捨てられたはずが、赤ちゃんごと極上御曹司の愛妻になりました
 あのあと、拓馬さんはお父様への怒りをどうにか鎮め、夕飯を食べていた。
 私もモヤモヤする部分は残っていたが、彼の意志の強さを目の当たりにしたおかげで夜は眠れた。

 そして迎えた翌日。拓馬さんは、早めに帰宅すると言って仕事へ行った。

 家事を済ませ、理玖と過ごしていたら、スマホが鳴りだした。着信主は彩希。

「もしもし、彩希?」
『お姉ちゃん! メッセージ見たけど!』

 威勢のいい声で、彩希が元気なのがわかる。

 彩希には今朝、ダメ元で理玖を預かってもらえるかメッセージで聞いていた。
 彩希の雰囲気から、無理なお願いに怒っているのかと思って、私は肩を竦めてぼそぼそと返した。

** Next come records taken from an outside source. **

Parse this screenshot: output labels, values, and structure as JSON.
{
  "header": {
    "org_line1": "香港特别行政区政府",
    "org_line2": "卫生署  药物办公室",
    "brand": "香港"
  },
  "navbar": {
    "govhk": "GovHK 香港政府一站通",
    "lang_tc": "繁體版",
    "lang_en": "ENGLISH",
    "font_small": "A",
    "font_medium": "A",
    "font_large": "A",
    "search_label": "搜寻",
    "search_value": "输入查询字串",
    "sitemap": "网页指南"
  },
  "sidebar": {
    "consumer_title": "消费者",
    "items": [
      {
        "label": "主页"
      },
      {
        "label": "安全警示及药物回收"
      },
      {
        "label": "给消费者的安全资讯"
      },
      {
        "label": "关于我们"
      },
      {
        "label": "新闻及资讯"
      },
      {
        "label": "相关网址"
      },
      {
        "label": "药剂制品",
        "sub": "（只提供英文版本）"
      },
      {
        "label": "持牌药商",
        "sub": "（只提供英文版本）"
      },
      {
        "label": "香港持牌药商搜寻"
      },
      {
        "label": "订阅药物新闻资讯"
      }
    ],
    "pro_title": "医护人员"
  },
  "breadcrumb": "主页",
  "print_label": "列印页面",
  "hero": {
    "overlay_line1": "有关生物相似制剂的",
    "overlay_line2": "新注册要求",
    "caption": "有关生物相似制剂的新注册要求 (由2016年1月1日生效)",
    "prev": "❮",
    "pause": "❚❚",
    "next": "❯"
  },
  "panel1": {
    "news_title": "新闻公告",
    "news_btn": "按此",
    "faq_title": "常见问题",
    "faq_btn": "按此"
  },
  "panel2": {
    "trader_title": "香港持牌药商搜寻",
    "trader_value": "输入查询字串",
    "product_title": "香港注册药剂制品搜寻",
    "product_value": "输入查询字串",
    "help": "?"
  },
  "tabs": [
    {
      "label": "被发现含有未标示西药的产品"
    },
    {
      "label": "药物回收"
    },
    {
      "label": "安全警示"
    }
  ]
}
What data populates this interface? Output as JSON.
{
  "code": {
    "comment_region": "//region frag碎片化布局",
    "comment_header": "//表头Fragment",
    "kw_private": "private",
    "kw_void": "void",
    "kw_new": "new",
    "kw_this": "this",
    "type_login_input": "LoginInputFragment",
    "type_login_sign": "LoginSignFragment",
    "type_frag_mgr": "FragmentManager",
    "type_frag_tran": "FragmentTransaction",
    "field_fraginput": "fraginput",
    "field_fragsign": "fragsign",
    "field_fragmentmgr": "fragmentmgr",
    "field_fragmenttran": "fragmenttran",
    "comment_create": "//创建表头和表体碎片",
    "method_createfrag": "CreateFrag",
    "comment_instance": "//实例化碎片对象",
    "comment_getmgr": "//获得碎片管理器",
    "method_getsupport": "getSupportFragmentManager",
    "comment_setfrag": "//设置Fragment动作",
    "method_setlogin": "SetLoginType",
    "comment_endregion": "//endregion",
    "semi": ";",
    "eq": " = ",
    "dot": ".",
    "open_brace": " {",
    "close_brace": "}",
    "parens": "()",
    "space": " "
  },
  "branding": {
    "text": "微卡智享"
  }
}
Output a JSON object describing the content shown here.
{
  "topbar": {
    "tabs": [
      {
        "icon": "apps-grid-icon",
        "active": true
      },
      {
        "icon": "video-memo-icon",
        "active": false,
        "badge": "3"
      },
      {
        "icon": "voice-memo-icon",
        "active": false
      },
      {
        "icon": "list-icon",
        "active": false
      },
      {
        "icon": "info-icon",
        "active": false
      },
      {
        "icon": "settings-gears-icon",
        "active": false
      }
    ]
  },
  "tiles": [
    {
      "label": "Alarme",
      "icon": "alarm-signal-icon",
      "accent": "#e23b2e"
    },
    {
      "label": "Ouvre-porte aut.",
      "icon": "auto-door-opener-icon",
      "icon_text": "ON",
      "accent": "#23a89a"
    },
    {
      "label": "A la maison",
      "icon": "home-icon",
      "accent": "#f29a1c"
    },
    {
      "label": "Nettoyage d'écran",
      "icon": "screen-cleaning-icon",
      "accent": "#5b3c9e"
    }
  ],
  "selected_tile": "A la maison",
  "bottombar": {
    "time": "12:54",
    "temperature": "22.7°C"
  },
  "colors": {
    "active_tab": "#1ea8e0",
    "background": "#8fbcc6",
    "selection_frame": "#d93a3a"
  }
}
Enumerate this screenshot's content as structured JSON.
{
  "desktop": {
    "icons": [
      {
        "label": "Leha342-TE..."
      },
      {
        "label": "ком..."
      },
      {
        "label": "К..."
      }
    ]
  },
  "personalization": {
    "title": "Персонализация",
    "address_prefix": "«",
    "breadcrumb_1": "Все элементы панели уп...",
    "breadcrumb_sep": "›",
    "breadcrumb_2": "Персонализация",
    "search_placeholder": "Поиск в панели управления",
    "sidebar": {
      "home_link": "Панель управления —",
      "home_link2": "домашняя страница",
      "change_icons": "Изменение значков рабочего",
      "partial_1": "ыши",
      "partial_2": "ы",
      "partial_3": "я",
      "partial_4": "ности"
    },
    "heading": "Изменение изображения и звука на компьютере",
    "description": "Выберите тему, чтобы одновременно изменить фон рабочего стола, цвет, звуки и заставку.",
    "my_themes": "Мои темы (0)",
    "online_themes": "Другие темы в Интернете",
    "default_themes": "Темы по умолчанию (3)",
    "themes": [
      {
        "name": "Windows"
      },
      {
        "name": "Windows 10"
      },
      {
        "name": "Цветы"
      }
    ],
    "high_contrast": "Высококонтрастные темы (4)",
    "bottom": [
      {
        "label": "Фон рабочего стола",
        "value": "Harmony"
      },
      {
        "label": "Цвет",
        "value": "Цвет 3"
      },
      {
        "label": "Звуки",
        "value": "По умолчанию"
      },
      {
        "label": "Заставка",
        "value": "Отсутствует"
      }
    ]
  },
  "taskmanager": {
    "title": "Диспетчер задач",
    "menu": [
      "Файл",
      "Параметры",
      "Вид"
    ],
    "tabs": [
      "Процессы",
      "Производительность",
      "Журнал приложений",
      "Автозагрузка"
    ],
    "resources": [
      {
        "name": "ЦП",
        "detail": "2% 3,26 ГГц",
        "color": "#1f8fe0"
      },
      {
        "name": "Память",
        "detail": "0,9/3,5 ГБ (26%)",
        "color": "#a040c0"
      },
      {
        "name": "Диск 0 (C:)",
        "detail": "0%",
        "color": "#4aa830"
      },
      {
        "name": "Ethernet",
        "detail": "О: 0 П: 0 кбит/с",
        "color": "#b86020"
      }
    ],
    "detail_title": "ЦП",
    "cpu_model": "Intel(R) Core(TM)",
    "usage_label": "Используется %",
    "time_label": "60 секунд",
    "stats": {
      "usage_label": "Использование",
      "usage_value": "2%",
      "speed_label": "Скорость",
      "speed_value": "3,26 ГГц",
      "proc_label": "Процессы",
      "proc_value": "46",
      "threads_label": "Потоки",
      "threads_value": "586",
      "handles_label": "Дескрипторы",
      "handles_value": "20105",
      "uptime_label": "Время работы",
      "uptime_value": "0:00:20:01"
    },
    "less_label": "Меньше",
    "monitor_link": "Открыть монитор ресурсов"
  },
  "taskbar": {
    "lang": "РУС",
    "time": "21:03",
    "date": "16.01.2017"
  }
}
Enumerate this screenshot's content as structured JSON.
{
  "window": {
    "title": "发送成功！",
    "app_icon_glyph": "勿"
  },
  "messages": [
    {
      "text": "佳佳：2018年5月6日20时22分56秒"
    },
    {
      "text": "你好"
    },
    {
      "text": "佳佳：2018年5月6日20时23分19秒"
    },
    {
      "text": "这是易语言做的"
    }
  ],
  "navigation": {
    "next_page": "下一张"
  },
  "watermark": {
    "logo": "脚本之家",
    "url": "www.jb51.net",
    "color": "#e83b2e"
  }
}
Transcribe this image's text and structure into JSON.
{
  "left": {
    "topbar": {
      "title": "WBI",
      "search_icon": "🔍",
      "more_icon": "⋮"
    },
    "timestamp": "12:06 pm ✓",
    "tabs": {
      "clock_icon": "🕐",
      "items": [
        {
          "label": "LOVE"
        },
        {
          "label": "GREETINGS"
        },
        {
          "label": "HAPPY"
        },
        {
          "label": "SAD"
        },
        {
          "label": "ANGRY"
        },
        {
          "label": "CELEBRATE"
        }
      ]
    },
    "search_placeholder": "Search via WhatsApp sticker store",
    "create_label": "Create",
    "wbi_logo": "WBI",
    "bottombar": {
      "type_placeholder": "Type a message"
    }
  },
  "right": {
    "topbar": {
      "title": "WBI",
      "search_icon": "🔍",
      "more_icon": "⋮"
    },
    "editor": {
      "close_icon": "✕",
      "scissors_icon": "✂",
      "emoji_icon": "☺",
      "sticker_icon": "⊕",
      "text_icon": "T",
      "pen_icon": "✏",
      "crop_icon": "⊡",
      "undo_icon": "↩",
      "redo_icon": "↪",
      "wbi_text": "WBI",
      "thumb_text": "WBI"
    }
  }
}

「ご、ごめんね急に。仕事もあるだろうし、無理だったら……」
『平気よ! ちょうど仕事は休みなの。それより、相手の実家に乗り込むって!?』
「乗り込むっていうか……今夜って向こうから指定されて」
『大丈夫? なんか理不尽なこと言われてるんじゃない? 私も加勢しようか!?』

 彩希には以前、電話で話したあとにもときどきメッセージのやりとりをしていて、拓馬さんのご両親に認めてもらうのは大変かもしれないと零していた。

 だけど、昨日の件は話していないのに、『理不尽な~』ってあたり的を射ていて驚いた。
 が、すぐに昔から洞察力に長けているもんな、と納得した。
 理玖を妊娠したときも、彩希は薄々様子がおかしいと気づいていたらしい。

「ありがと。理玖を見てくれているだけで十分助かる」
『まー、私がいたら取っ組み合いのケンカになりそうだし、ひとまず理玖とおとなしく留守番してるか……』

 電話口でブツブツと言っている彩希に、思わず笑いが零れた。

「うん。じゃあ、夕方理玖を連れていくね。彩希の分の夕ご飯も用意するから」
『え~ありがとう! 来るとき連絡頂戴ね。あ、理玖迎えに来るときは理玖パパも連れてきてよ。いっぺん会ってみたかったから!』
「え……」
『じゃね! 頑張って!』

 一方的に通話を切られ、スマホに目を落とす。

 そういや彩希はまだ拓馬さんと対面していなかった。
 はっきりと言う性格だから、拓馬さんに変なこと口走らないといいけど。

 とはいえ、彩希に背中を押され、勇気が出てきた。